6. Kamui Kobayashi, Sauber, Championship Position: 11th
Despite only being in his second full season of F1 competition, Kobayashi is effectively the team leader at Sauber in 2011, with a rookie alongside him – and the Japanese ace has responded to the challenge magnificently. Whilst retaining the hard-charging, uncompromising, balls-out style that has earned him a legion of fans all around the globe, the 24-year-old has complemented that with a consistency that does him credit. Seven times in the first eleven races he has troubled the points-scorers. He will likely be with a top team before too long.
5. Jenson Button, McLaren-Mercedes, Championship Position: 5th
F1 2011 has in many respects been very similar to F1 2010 for Jenson Button, with a brace of inspired victories in changeable conditions – the kind of races in which he invariably excels – brightening up a campaign in which the 2009 world champion has by-and-large found himself outpaced by McLaren-Mercedes team-mate Lewis Hamilton. On his day, 'JB' remains an absolute class act; it would just be nice if there were a few more of them.

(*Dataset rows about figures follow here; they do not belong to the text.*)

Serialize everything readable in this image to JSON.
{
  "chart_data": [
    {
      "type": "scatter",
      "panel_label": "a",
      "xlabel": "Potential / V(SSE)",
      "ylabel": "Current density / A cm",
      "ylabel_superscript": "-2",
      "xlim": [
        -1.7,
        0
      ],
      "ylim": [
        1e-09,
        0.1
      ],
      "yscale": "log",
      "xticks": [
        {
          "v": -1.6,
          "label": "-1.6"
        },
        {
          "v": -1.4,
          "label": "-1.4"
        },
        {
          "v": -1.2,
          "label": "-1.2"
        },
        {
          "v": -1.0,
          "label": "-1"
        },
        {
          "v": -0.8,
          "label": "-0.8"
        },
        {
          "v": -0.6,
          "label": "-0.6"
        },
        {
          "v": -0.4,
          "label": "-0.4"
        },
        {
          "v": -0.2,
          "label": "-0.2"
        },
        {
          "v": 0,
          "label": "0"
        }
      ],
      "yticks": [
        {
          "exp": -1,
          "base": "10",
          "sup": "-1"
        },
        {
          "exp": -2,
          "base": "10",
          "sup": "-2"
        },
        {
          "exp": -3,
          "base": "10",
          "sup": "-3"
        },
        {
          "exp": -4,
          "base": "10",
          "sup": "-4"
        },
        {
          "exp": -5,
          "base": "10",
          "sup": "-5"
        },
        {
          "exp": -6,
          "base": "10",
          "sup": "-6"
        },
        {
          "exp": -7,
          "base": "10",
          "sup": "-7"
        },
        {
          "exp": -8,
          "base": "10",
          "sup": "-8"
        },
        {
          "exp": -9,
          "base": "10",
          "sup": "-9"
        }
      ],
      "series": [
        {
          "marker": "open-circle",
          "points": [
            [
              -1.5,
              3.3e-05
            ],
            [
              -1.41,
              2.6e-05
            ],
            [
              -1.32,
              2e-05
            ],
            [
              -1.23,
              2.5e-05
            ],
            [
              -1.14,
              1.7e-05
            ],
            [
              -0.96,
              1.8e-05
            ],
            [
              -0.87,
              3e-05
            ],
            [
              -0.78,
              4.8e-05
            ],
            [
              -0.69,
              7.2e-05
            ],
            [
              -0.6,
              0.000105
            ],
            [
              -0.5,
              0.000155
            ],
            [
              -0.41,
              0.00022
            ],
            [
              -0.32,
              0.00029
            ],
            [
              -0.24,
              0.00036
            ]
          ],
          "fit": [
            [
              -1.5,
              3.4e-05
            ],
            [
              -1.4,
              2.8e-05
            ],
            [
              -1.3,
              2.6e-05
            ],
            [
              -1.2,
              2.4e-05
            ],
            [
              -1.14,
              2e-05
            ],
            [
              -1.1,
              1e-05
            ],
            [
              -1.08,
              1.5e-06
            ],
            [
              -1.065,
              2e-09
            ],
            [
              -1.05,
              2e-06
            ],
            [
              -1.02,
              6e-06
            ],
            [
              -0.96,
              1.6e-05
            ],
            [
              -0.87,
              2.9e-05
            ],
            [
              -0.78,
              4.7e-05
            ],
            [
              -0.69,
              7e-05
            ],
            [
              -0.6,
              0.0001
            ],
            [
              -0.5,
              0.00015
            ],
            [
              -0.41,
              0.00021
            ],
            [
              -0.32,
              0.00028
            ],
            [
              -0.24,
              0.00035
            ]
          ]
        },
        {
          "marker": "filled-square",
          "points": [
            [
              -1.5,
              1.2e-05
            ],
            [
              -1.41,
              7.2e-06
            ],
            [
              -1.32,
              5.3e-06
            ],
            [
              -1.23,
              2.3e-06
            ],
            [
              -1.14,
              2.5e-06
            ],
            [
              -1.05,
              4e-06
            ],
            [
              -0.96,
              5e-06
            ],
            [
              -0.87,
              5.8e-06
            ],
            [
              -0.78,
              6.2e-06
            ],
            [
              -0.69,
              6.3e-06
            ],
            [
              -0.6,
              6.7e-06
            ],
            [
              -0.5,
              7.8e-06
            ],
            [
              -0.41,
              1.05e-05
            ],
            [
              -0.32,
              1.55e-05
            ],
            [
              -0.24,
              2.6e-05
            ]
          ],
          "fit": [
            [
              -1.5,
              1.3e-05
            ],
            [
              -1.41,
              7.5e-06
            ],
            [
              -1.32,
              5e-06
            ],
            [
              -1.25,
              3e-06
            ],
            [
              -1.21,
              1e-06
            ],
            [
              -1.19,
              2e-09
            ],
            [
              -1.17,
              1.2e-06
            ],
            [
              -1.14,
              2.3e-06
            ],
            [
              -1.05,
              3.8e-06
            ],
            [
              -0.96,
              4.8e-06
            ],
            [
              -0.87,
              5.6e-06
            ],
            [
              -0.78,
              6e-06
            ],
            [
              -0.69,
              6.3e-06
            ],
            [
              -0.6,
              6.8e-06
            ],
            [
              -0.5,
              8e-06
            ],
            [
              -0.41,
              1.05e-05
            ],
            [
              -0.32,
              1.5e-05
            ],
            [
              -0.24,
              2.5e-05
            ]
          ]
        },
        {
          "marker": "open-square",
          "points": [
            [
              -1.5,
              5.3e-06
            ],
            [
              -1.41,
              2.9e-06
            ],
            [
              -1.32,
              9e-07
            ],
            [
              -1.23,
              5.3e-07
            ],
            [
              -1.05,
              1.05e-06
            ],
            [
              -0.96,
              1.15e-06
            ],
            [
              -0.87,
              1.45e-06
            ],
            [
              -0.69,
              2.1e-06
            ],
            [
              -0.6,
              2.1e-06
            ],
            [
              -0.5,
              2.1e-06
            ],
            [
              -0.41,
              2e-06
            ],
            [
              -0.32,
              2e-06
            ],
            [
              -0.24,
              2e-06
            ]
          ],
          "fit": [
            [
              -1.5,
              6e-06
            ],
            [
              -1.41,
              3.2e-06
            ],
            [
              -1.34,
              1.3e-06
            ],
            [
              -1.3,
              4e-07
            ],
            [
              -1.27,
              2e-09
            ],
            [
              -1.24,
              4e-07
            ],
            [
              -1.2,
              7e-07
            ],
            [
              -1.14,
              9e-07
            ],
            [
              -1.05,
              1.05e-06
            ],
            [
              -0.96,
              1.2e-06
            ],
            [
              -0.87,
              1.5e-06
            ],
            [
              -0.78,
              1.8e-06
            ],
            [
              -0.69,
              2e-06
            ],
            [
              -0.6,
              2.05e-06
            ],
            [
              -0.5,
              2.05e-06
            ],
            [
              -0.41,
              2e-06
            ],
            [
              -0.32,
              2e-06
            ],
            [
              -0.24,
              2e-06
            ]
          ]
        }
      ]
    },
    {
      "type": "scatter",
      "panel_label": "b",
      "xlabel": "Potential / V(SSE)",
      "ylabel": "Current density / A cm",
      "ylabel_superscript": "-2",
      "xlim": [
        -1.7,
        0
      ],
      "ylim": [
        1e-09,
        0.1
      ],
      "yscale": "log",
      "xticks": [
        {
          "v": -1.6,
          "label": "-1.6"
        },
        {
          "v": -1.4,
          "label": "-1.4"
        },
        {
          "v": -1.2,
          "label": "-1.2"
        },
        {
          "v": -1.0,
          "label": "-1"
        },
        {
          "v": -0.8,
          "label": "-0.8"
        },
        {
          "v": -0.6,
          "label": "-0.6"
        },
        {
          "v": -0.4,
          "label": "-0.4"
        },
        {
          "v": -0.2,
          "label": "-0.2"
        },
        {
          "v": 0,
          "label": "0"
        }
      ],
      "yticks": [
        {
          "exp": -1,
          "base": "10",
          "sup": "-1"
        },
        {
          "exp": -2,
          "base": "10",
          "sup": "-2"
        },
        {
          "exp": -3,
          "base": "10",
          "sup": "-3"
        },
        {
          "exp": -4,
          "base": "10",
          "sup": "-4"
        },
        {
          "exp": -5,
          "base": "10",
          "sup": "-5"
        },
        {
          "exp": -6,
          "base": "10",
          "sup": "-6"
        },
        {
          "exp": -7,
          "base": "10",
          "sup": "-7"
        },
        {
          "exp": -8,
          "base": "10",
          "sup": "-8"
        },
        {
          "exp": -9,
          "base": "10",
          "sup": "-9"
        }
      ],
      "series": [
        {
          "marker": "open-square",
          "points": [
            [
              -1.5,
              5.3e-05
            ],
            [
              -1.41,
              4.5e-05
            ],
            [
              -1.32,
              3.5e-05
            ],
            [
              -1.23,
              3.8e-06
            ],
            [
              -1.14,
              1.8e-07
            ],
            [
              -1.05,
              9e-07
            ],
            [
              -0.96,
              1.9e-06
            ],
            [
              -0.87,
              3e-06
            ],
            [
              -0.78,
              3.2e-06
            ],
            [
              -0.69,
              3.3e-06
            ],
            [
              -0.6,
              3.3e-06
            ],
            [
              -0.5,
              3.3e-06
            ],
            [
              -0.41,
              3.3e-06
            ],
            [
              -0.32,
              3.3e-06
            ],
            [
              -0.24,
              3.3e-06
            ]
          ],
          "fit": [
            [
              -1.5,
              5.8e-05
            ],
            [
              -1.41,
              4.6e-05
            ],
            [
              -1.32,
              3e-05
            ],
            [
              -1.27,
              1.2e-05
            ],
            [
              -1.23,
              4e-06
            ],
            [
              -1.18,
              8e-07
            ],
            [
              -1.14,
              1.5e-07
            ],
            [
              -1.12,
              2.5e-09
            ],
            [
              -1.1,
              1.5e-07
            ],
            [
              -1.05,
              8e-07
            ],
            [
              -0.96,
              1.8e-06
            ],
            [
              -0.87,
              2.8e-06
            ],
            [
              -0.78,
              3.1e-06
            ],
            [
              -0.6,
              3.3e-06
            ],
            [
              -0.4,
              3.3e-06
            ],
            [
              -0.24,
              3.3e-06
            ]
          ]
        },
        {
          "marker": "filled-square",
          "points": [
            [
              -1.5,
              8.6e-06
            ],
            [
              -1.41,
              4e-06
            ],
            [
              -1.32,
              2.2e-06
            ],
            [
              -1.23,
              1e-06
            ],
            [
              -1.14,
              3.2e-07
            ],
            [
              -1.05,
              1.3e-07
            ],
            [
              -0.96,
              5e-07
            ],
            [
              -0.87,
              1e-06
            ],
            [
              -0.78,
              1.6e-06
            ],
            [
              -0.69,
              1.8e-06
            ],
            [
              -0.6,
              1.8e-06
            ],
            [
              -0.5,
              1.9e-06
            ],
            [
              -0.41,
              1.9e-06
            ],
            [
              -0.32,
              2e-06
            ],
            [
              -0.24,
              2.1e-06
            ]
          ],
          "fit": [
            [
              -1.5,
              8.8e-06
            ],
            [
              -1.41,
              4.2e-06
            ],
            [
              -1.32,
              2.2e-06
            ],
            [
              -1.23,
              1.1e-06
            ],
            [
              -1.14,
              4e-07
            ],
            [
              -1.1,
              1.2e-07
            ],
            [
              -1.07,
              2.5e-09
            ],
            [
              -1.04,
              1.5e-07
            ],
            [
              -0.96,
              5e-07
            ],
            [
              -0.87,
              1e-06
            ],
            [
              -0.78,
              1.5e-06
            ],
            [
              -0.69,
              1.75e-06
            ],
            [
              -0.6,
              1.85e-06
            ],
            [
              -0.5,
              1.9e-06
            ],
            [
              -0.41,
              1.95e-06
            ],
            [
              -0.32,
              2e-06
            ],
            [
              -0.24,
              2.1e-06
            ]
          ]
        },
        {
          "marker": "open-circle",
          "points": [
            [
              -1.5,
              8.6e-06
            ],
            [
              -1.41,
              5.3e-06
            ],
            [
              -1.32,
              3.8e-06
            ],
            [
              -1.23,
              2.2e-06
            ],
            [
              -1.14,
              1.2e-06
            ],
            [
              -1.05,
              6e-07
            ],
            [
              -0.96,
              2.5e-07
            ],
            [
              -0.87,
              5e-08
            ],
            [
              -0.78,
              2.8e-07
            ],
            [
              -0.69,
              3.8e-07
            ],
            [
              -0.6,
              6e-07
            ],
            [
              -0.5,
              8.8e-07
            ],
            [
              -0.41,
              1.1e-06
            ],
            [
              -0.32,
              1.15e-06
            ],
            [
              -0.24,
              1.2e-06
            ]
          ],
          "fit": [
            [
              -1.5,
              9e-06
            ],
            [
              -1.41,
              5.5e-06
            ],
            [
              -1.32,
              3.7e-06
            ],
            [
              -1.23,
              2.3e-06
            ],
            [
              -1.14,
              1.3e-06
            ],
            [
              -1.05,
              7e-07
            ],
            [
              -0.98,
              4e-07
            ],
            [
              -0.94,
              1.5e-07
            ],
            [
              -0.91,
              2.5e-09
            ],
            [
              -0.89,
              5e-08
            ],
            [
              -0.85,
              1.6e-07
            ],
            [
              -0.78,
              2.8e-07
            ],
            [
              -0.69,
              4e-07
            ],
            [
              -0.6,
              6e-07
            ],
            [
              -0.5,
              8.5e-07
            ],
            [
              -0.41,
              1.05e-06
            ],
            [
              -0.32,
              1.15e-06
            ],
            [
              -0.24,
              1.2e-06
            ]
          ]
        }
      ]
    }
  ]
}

4. Lewis Hamilton, McLaren-Mercedes, Championship Position: 3rd
A rollercoaster ride for the most rock-and-roll driver on the grand prix grid, Hamilton's season has lurched from glory to ignominy in equal measure, with as many column inches for his off-track shenanigans as for his performances out on the circuit. Shanghai and the Nürburgring were sublime; Monte Carlo and Montreal abysmal. Somewhere, the focus appears to be missing for the McLaren-Mercedes star, but if he can channel his emotions and frustrations into the kind of brilliance we all know he is capable of, he can be a world-beater once again.
3. Nico Rosberg, Mercedes Grand Prix, Championship Position: 7th
Still, incredibly, an underrated talent, Rosberg's stock is perhaps not regarded as highly as it might be were the Mercedes Grand Prix MGP W02 not as recalcitrant as it patently is. When a driver of the calibre of seven-time F1 World Champion Michael Schumacher is out-qualified ten-one – at times by as much as a second
– by a man in the same car, observers should sit up and take note.
2. Sebastian Vettel, Red Bull Racing, Championship Position: 1st
It will be astounding if anybody can prevent Vettel from storming to a second consecutive drivers' world championship crown, so crushing has been the Red Bull Racing star's early-season dominance, and the fact remains that in terms of out-and-out qualifying pace and leading from the front, the young German is utterly peerless. When he is under pressure, however – just look at Montreal and the Nürburgring – the cracks still show. Not quite yet the finished article, but fast becoming it.
1. Fernando Alonso, Ferrari, Championship Position: 4th
For a driver of Alonso's calibre, reputation and success, qualifying just fifth for the opening four races of the campaign – and knowing that was the absolute maximum
anybody could possibly have extracted from the car – must have been dispiriting indeed, but the Spaniard has never once let his head drop, and never once criticised his team (others, take note). Leading for the first 18 laps on home turf in Spain in a car more than two seconds shy of the leading pace was magnificent, the runner-up laurels in Monaco similarly so and Silverstone was superb. If anybody doubted that Fernando Alonso was still the most complete driver in F1, all doubts should now be shelved.